Kurdistan Workers’ Party (PKK) leader Cemil Bayik has called for struggle against the Turkish state in a heated tirade attacking President Erdogan.
“Peace and a solution are only possible through struggle,” he said, accusing Erdogan of furthering oppression against Kurds in Turkey. “Thus, whoever calls for anything other than struggle, is serving the aims of genocidal colonialism.” Bayik wrote the article in a piece translated by Kurdish ANF news agency and reprinted by website the Kurdish Question. It originally appeared in the Turkish newspapers Azadiya Welat and Yeni Özgür Politika, which target the country’s large Kurdish community.
The call is a bold show of fighting talk in a long and bloody conflict, that’s being complicated further by war in Syria and Iraq. Bayik is one of the five founding members of the Kurdistan Workers’ Party, or the PKK, and its current leader. Recent interviews with the BBC and Vice News described him as “Turkey’s most wanted man”.
“The dominant mindset in Turkey denies Kurds and wants to eliminate them; this is state and government policy, therefore it is impossible to resolve the Kurdish issue with the current political parties and governments,” he wrote. “Thus, only through establishing a democratic administration in Turkey, via a struggle for democracy and freedom, can the Kurdish issue be solved.”

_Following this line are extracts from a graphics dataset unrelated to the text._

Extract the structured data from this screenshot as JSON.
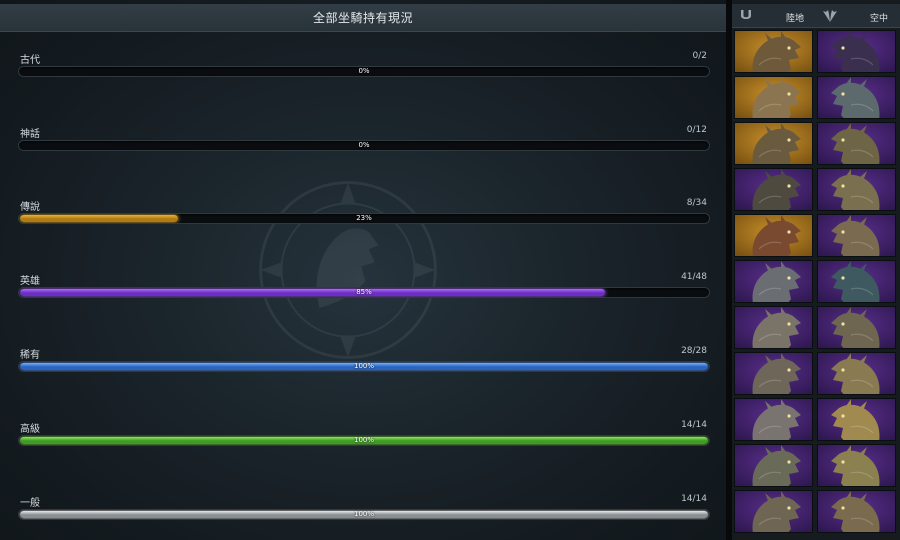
{
  "header": {
    "title": "全部坐騎持有現況"
  },
  "grades": [
    {
      "name": "古代",
      "count": "0/2",
      "percent_label": "0%",
      "fill_percent": 0,
      "color_a": "#444444",
      "color_b": "#666666"
    },
    {
      "name": "神話",
      "count": "0/12",
      "percent_label": "0%",
      "fill_percent": 0,
      "color_a": "#444444",
      "color_b": "#666666"
    },
    {
      "name": "傳說",
      "count": "8/34",
      "percent_label": "23%",
      "fill_percent": 23,
      "color_a": "#b07b12",
      "color_b": "#e8b33a"
    },
    {
      "name": "英雄",
      "count": "41/48",
      "percent_label": "85%",
      "fill_percent": 85,
      "color_a": "#6b2fc4",
      "color_b": "#b06aff"
    },
    {
      "name": "稀有",
      "count": "28/28",
      "percent_label": "100%",
      "fill_percent": 100,
      "color_a": "#2c63c0",
      "color_b": "#6fb0ff"
    },
    {
      "name": "高級",
      "count": "14/14",
      "percent_label": "100%",
      "fill_percent": 100,
      "color_a": "#3f9a26",
      "color_b": "#8ae858"
    },
    {
      "name": "一般",
      "count": "14/14",
      "percent_label": "100%",
      "fill_percent": 100,
      "color_a": "#8a8f93",
      "color_b": "#e6eaec"
    }
  ],
  "filters": {
    "land": {
      "label": "陸地",
      "icon": "horseshoe-icon"
    },
    "air": {
      "label": "空中",
      "icon": "wings-icon"
    }
  },
  "mount_grid": {
    "cells": [
      {
        "bg": "gold",
        "tone": "#6e5a3a"
      },
      {
        "bg": "purple",
        "tone": "#3a2f4e"
      },
      {
        "bg": "gold",
        "tone": "#8a7550"
      },
      {
        "bg": "purple",
        "tone": "#5c6a6e"
      },
      {
        "bg": "gold",
        "tone": "#6a5a3e"
      },
      {
        "bg": "purple",
        "tone": "#6e6446"
      },
      {
        "bg": "purple",
        "tone": "#4e4a40"
      },
      {
        "bg": "purple",
        "tone": "#7a7050"
      },
      {
        "bg": "gold",
        "tone": "#7a4a30"
      },
      {
        "bg": "purple",
        "tone": "#7a6a50"
      },
      {
        "bg": "purple",
        "tone": "#6a6e72"
      },
      {
        "bg": "purple",
        "tone": "#3e5a60"
      },
      {
        "bg": "purple",
        "tone": "#7a7468"
      },
      {
        "bg": "purple",
        "tone": "#6e6650"
      },
      {
        "bg": "purple",
        "tone": "#6e6658"
      },
      {
        "bg": "purple",
        "tone": "#8a7a52"
      },
      {
        "bg": "purple",
        "tone": "#7a7470"
      },
      {
        "bg": "purple",
        "tone": "#a08a50"
      },
      {
        "bg": "purple",
        "tone": "#6a6a58"
      },
      {
        "bg": "purple",
        "tone": "#8a8050"
      },
      {
        "bg": "purple",
        "tone": "#6e6652"
      },
      {
        "bg": "purple",
        "tone": "#7a6a4e"
      }
    ]
  }
}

In April, Turkish president Erdogan ruled out dialogue with the Kurds after the PKK abandoned a delicate ceasefire. The deaths of 400 police and soldiers, and thousands of Kurds followed, and opposition groups say 500 to 1000 Turkish civilians may have been killed.
Both sides accuse the other of being unwilling partners for peace and continuing the cycle of violence.
In his essay, Bayik said the Kurdish leadership has shown that through localization of democracy it was possible to realise the rights of Kurdish people in Turkey without creating a new state, but claimed Erdogan was hell bent on destroying the Kurdish people.
“We have shown the most reasonable approaches, but it hasn't worked. In the current conditions, whoever thinks freedom and peace can be achieved without resistance, is fooling themselves and putting their neck out under the blade of genocidal colonialism.”
The PKK is designated a terrorist organization by Turkey, the US and the EU. It has close ties with the People’s Protection Units (YPG) in Syria, which is perhaps ironically an ally of the US via its participation in the anti-Daesh Syrian Democratic Forces (SDF). Whether people will take heed of Bayik's passionate–but perhaps also vague–call for "struggle" remains to be seen.